Renforcer l'obligation de formation
« Aujourd'hui, ne pas être formé à l'IA peut vous mettre sur la touche. Donc il faut étendre l'obligation de formation de l'employeur dans ce domaine, les syndicats doivent pousser ce sujet », estime Claire Abate. Sans quoi, on risque d'avoir d'un côté quelques salariés « hyper-formés », et de l'autre « des actifs à faible valeur ajoutée », non formés à l'IA mais soumis aux algorithmes, sans marge de manœuvre : « C'est le rôle des syndicats de peser pour que l'IA s'accompagne de nouvelles compétences et laisse du pouvoir d'agir aux salariés, au moins pour paramétrer l'outil », estime Eric Pérès.

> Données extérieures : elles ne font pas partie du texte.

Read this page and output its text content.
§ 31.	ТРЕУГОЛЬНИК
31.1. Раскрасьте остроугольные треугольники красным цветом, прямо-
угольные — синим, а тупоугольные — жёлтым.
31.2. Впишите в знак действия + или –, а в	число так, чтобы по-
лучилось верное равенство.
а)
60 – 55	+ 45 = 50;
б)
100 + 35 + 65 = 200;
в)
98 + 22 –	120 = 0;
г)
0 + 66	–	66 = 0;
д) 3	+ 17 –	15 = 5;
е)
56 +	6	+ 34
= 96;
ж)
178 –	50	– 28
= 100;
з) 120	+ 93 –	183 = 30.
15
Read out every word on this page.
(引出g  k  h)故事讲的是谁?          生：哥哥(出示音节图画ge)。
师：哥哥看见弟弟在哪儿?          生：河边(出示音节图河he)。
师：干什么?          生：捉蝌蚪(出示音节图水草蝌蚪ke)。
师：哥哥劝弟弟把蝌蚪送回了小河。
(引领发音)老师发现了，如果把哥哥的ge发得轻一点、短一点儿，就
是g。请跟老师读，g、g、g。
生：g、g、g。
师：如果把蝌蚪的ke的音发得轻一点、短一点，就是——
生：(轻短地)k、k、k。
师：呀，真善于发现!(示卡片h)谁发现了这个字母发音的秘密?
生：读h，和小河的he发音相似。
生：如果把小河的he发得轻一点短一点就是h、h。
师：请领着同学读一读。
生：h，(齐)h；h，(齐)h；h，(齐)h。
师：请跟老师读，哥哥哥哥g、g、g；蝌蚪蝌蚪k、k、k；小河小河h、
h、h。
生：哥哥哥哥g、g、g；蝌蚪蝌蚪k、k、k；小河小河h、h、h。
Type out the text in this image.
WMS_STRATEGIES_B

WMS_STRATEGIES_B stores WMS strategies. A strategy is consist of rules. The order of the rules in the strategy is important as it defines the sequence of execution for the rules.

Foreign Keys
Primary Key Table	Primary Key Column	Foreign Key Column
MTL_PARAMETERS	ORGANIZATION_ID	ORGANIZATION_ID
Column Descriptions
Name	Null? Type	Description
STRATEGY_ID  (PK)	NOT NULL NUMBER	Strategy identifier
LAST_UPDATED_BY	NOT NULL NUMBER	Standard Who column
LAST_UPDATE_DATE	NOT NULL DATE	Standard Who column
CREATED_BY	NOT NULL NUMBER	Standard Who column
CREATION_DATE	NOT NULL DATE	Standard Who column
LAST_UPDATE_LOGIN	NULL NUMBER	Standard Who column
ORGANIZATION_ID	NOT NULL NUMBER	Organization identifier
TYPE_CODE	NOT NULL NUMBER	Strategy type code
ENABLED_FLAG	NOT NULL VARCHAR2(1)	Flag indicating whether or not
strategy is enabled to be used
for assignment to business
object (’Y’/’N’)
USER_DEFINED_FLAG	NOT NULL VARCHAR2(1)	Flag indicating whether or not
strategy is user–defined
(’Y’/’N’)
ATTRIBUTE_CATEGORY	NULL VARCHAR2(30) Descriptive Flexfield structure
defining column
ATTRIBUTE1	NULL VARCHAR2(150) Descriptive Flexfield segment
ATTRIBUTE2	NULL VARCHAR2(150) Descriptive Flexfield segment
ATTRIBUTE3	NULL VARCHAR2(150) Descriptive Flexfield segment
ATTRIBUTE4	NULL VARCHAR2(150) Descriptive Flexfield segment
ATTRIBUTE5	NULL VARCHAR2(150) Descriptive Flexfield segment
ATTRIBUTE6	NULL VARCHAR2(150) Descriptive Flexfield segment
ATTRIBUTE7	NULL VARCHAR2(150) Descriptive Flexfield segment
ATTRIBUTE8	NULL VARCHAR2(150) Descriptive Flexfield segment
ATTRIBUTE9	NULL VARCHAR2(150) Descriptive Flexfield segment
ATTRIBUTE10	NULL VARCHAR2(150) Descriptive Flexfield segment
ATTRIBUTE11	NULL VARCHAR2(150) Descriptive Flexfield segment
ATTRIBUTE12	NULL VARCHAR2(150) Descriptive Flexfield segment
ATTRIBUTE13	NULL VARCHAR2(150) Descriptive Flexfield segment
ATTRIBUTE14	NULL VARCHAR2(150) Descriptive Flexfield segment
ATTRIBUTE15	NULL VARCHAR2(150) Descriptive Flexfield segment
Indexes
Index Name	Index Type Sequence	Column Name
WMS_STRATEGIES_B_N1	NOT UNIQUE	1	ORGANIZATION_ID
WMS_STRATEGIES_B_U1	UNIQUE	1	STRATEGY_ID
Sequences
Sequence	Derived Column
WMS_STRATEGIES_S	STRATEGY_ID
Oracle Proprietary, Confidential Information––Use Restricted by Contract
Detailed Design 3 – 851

Former les organisations syndicales
Or les syndicats eux-mêmes ne sont pas beaucoup formés à ces enjeux, observe le responsable FO. Cela aboutit au fait que « dans 7 cas sur 10 le CSE n'est pas consulté avant la mise en place d'une IA, ce qui est pourtant obligatoire », rappelle Claire Abate. La vigilance des représentants syndicaux est indispensable pour s'assurer que les dispositifs d'IA respectent le droit du travail et la vie privée des salariés. « Les syndicats doivent faire rentrer le doit social et réguler l'usage dans la conception-même de ces outils. Il faut une négociation interprofessionnelle sur le sujet de l'IA, pour cadrer les risques pour les salariés », estime Eric Pérès.